Mountain range in northwestern Kazakhstan

Mugalzhar (Мұғалжар), also known as Mugodzhar Hills or Mugodzhar Range (Мугоджары), is a mountain range of moderate height in the Aktobe Region of northwestern Kazakhstan.

==Geography==
Stretching in a roughly north/south direction, the Mugalzhar is a southern prolongation of the Ural Mountains. The northernmost section a narrow ridge that branches into two almost parallel ridges separated by the gently undulating 20 km Alabass Basin (Алабасская котловина).

The Mugalzhar has a length of about 200 km with a width of 30 km.

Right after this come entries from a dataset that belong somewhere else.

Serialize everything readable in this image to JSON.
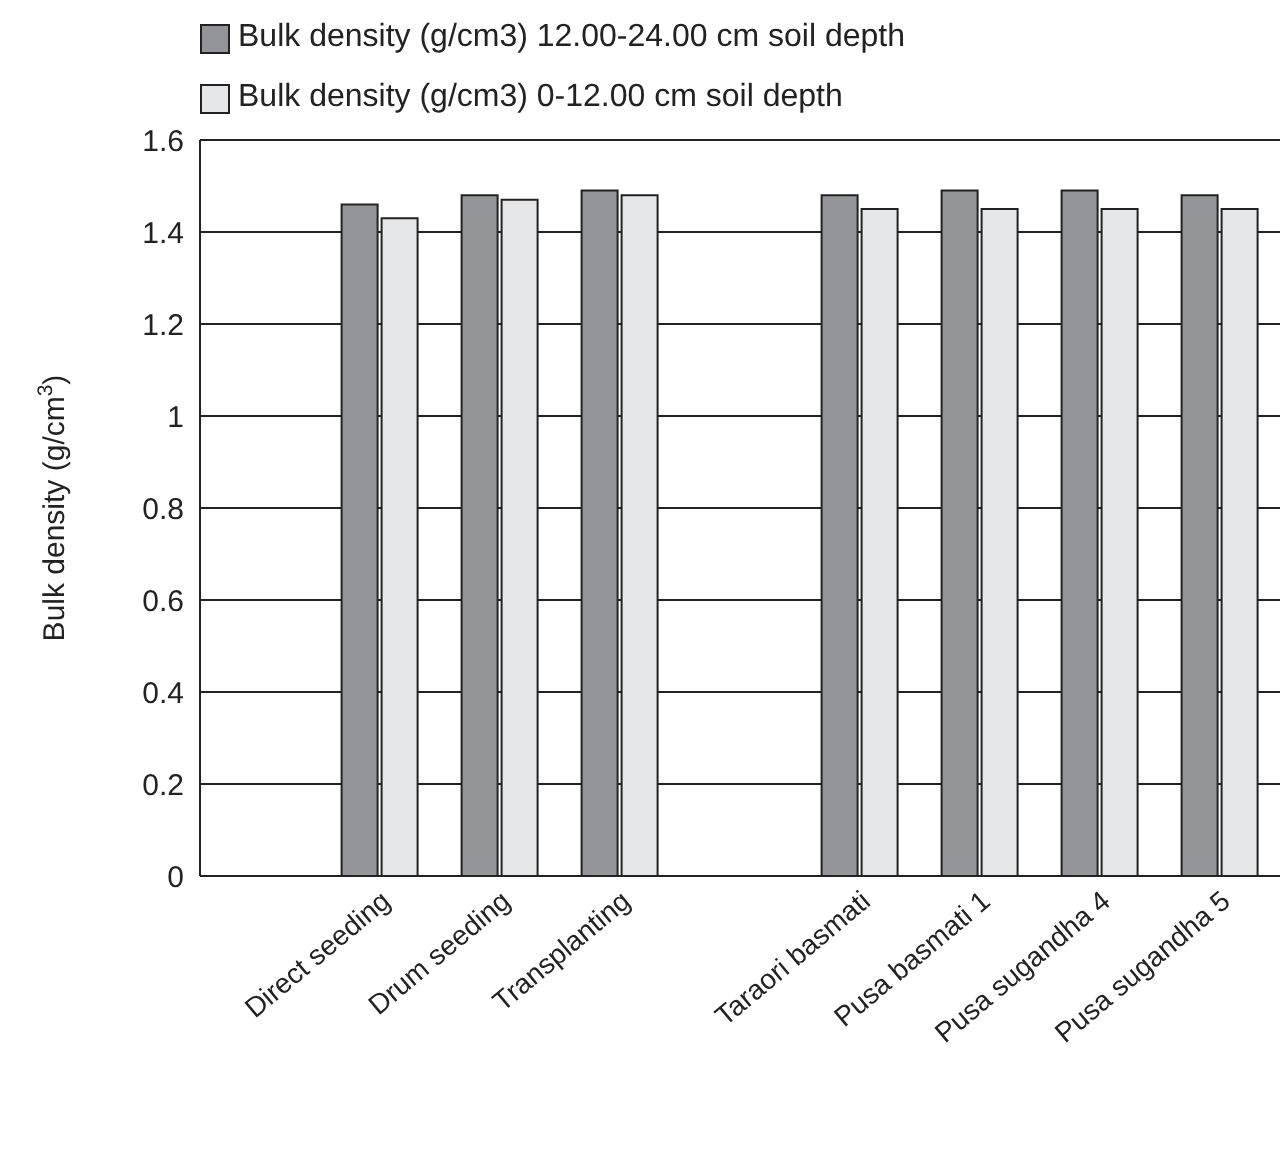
{
  "chart_data": {
    "type": "bar",
    "ylabel": "Bulk density (g/cm$^{3}$)",
    "categories": [
      null,
      "Direct seeding",
      "Drum seeding",
      "Transplanting",
      null,
      "Taraori basmati",
      "Pusa basmati 1",
      "Pusa sugandha 4",
      "Pusa sugandha 5"
    ],
    "series": [
      {
        "name": "Bulk density (g/cm3) 12.00-24.00 cm soil depth",
        "color": "#939598",
        "values": [
          null,
          1.46,
          1.48,
          1.49,
          null,
          1.48,
          1.49,
          1.49,
          1.48
        ]
      },
      {
        "name": "Bulk density (g/cm3) 0-12.00 cm soil depth",
        "color": "#e6e7e8",
        "values": [
          null,
          1.43,
          1.47,
          1.48,
          null,
          1.45,
          1.45,
          1.45,
          1.45
        ]
      }
    ],
    "ylim": [
      0,
      1.6
    ],
    "yticks": [
      0,
      0.2,
      0.4,
      0.6,
      0.8,
      1,
      1.2,
      1.4,
      1.6
    ],
    "grid": "y",
    "legend": "top left"
  }
}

It stretches from the Or River (река Орь) as a narrow range that further south splits in two: the Eastern Mugalzhar and Western Mugalzhar. The highest point is 657 m high Mount Ulken Baktybay (Boktybay), rising in the Eastern Mugalzhar.

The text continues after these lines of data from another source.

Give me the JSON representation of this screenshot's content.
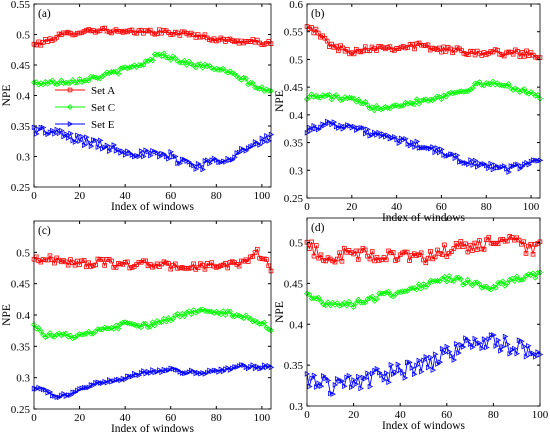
{
  "chart_data": [
    {
      "panel_label": "(a)",
      "type": "line",
      "xlabel": "Index of windows",
      "ylabel": "NPE",
      "xlim": [
        0,
        104
      ],
      "ylim": [
        0.25,
        0.55
      ],
      "xticks": [
        0,
        20,
        40,
        60,
        80,
        100
      ],
      "yticks": [
        0.25,
        0.3,
        0.35,
        0.4,
        0.45,
        0.5,
        0.55
      ],
      "ytick_labels": [
        "0.25",
        "0.3",
        "0.35",
        "0.4",
        "0.45",
        "0.5",
        "0.55"
      ],
      "legend": "center-left",
      "series": [
        {
          "name": "Set A",
          "color": "#ff0000",
          "marker": "square",
          "knots": [
            [
              0,
              0.483
            ],
            [
              5,
              0.488
            ],
            [
              10,
              0.497
            ],
            [
              20,
              0.505
            ],
            [
              30,
              0.508
            ],
            [
              40,
              0.503
            ],
            [
              50,
              0.505
            ],
            [
              60,
              0.503
            ],
            [
              70,
              0.5
            ],
            [
              80,
              0.492
            ],
            [
              90,
              0.489
            ],
            [
              100,
              0.487
            ],
            [
              104,
              0.484
            ]
          ],
          "noise": 0.004
        },
        {
          "name": "Set C",
          "color": "#00ff00",
          "marker": "diamond",
          "knots": [
            [
              0,
              0.42
            ],
            [
              10,
              0.422
            ],
            [
              20,
              0.425
            ],
            [
              30,
              0.432
            ],
            [
              40,
              0.443
            ],
            [
              50,
              0.455
            ],
            [
              55,
              0.47
            ],
            [
              60,
              0.462
            ],
            [
              70,
              0.45
            ],
            [
              80,
              0.445
            ],
            [
              90,
              0.43
            ],
            [
              100,
              0.41
            ],
            [
              104,
              0.406
            ]
          ],
          "noise": 0.004
        },
        {
          "name": "Set E",
          "color": "#0000ff",
          "marker": "triangle-right",
          "knots": [
            [
              0,
              0.345
            ],
            [
              10,
              0.338
            ],
            [
              20,
              0.328
            ],
            [
              30,
              0.318
            ],
            [
              40,
              0.31
            ],
            [
              50,
              0.303
            ],
            [
              60,
              0.3
            ],
            [
              68,
              0.29
            ],
            [
              72,
              0.284
            ],
            [
              80,
              0.293
            ],
            [
              90,
              0.306
            ],
            [
              100,
              0.323
            ],
            [
              104,
              0.332
            ]
          ],
          "noise": 0.008
        }
      ]
    },
    {
      "panel_label": "(b)",
      "type": "line",
      "xlabel": "Index of windows",
      "ylabel": "NPE",
      "xlim": [
        0,
        104
      ],
      "ylim": [
        0.25,
        0.6
      ],
      "xticks": [
        0,
        20,
        40,
        60,
        80,
        100
      ],
      "yticks": [
        0.25,
        0.3,
        0.35,
        0.4,
        0.45,
        0.5,
        0.55,
        0.6
      ],
      "ytick_labels": [
        "0.25",
        "0.3",
        "0.35",
        "0.4",
        "0.45",
        "0.5",
        "0.55",
        "0.6"
      ],
      "series": [
        {
          "name": "Set A",
          "color": "#ff0000",
          "marker": "square",
          "knots": [
            [
              0,
              0.565
            ],
            [
              5,
              0.545
            ],
            [
              12,
              0.522
            ],
            [
              20,
              0.515
            ],
            [
              30,
              0.522
            ],
            [
              40,
              0.522
            ],
            [
              50,
              0.525
            ],
            [
              60,
              0.518
            ],
            [
              70,
              0.515
            ],
            [
              80,
              0.512
            ],
            [
              90,
              0.512
            ],
            [
              100,
              0.51
            ],
            [
              104,
              0.505
            ]
          ],
          "noise": 0.006
        },
        {
          "name": "Set C",
          "color": "#00ff00",
          "marker": "diamond",
          "knots": [
            [
              0,
              0.433
            ],
            [
              10,
              0.433
            ],
            [
              20,
              0.427
            ],
            [
              30,
              0.413
            ],
            [
              40,
              0.418
            ],
            [
              50,
              0.425
            ],
            [
              60,
              0.433
            ],
            [
              70,
              0.445
            ],
            [
              80,
              0.458
            ],
            [
              90,
              0.452
            ],
            [
              100,
              0.44
            ],
            [
              104,
              0.43
            ]
          ],
          "noise": 0.005
        },
        {
          "name": "Set E",
          "color": "#0000ff",
          "marker": "triangle-right",
          "knots": [
            [
              0,
              0.373
            ],
            [
              10,
              0.385
            ],
            [
              20,
              0.378
            ],
            [
              30,
              0.365
            ],
            [
              40,
              0.355
            ],
            [
              50,
              0.345
            ],
            [
              60,
              0.332
            ],
            [
              70,
              0.318
            ],
            [
              80,
              0.307
            ],
            [
              90,
              0.302
            ],
            [
              100,
              0.315
            ],
            [
              104,
              0.318
            ]
          ],
          "noise": 0.006
        }
      ]
    },
    {
      "panel_label": "(c)",
      "type": "line",
      "xlabel": "Index of windows",
      "ylabel": "NPE",
      "xlim": [
        0,
        104
      ],
      "ylim": [
        0.25,
        0.55
      ],
      "xticks": [
        0,
        20,
        40,
        60,
        80,
        100
      ],
      "yticks": [
        0.25,
        0.3,
        0.35,
        0.4,
        0.45,
        0.5
      ],
      "ytick_labels": [
        "0.25",
        "0.3",
        "0.35",
        "0.4",
        "0.45",
        "0.5"
      ],
      "series": [
        {
          "name": "Set A",
          "color": "#ff0000",
          "marker": "square",
          "knots": [
            [
              0,
              0.49
            ],
            [
              10,
              0.488
            ],
            [
              20,
              0.482
            ],
            [
              30,
              0.484
            ],
            [
              40,
              0.48
            ],
            [
              50,
              0.482
            ],
            [
              60,
              0.478
            ],
            [
              70,
              0.477
            ],
            [
              80,
              0.478
            ],
            [
              90,
              0.482
            ],
            [
              98,
              0.5
            ],
            [
              104,
              0.475
            ]
          ],
          "noise": 0.006
        },
        {
          "name": "Set C",
          "color": "#00ff00",
          "marker": "diamond",
          "knots": [
            [
              0,
              0.385
            ],
            [
              5,
              0.368
            ],
            [
              10,
              0.368
            ],
            [
              20,
              0.366
            ],
            [
              30,
              0.376
            ],
            [
              40,
              0.385
            ],
            [
              50,
              0.382
            ],
            [
              60,
              0.395
            ],
            [
              70,
              0.405
            ],
            [
              75,
              0.41
            ],
            [
              80,
              0.405
            ],
            [
              90,
              0.4
            ],
            [
              100,
              0.388
            ],
            [
              104,
              0.378
            ]
          ],
          "noise": 0.004
        },
        {
          "name": "Set E",
          "color": "#0000ff",
          "marker": "triangle-right",
          "knots": [
            [
              0,
              0.283
            ],
            [
              5,
              0.279
            ],
            [
              10,
              0.27
            ],
            [
              15,
              0.272
            ],
            [
              20,
              0.282
            ],
            [
              30,
              0.292
            ],
            [
              40,
              0.3
            ],
            [
              50,
              0.31
            ],
            [
              60,
              0.312
            ],
            [
              70,
              0.308
            ],
            [
              80,
              0.31
            ],
            [
              90,
              0.318
            ],
            [
              100,
              0.317
            ],
            [
              104,
              0.318
            ]
          ],
          "noise": 0.003
        }
      ]
    },
    {
      "panel_label": "(d)",
      "type": "line",
      "xlabel": "Index of windows",
      "ylabel": "NPE",
      "xlim": [
        0,
        100
      ],
      "ylim": [
        0.3,
        0.53
      ],
      "xticks": [
        0,
        20,
        40,
        60,
        80,
        100
      ],
      "yticks": [
        0.3,
        0.35,
        0.4,
        0.45,
        0.5
      ],
      "ytick_labels": [
        "0.3",
        "0.35",
        "0.4",
        "0.45",
        "0.5"
      ],
      "series": [
        {
          "name": "Set A",
          "color": "#ff0000",
          "marker": "square",
          "knots": [
            [
              0,
              0.495
            ],
            [
              10,
              0.48
            ],
            [
              20,
              0.487
            ],
            [
              30,
              0.482
            ],
            [
              40,
              0.488
            ],
            [
              50,
              0.478
            ],
            [
              60,
              0.49
            ],
            [
              70,
              0.495
            ],
            [
              80,
              0.5
            ],
            [
              88,
              0.508
            ],
            [
              95,
              0.488
            ],
            [
              100,
              0.492
            ]
          ],
          "noise": 0.009
        },
        {
          "name": "Set C",
          "color": "#00ff00",
          "marker": "diamond",
          "knots": [
            [
              0,
              0.435
            ],
            [
              10,
              0.425
            ],
            [
              20,
              0.425
            ],
            [
              30,
              0.433
            ],
            [
              40,
              0.44
            ],
            [
              50,
              0.448
            ],
            [
              60,
              0.456
            ],
            [
              70,
              0.45
            ],
            [
              80,
              0.445
            ],
            [
              90,
              0.455
            ],
            [
              100,
              0.46
            ]
          ],
          "noise": 0.004
        },
        {
          "name": "Set E",
          "color": "#0000ff",
          "marker": "triangle-right",
          "knots": [
            [
              0,
              0.332
            ],
            [
              10,
              0.325
            ],
            [
              20,
              0.33
            ],
            [
              30,
              0.335
            ],
            [
              40,
              0.343
            ],
            [
              50,
              0.35
            ],
            [
              60,
              0.362
            ],
            [
              70,
              0.375
            ],
            [
              78,
              0.382
            ],
            [
              85,
              0.375
            ],
            [
              90,
              0.372
            ],
            [
              100,
              0.355
            ]
          ],
          "noise": 0.011
        }
      ]
    }
  ]
}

Located at the southern end, the Shoshkakol Buirat is a spur of low hills reaching a height of 408 m. In the northern section, the wider Mugalzhar connects with the Guberlin Mountains.

===Hydrography===
The Mugalzhar forms the divide between the Caspian and Aral Sea basins.
Some of the rivers having their sources in the Mugalzhar are Or, Emba, Irgiz, Zhylandysay, Bolgasyn and Kauylzhyr.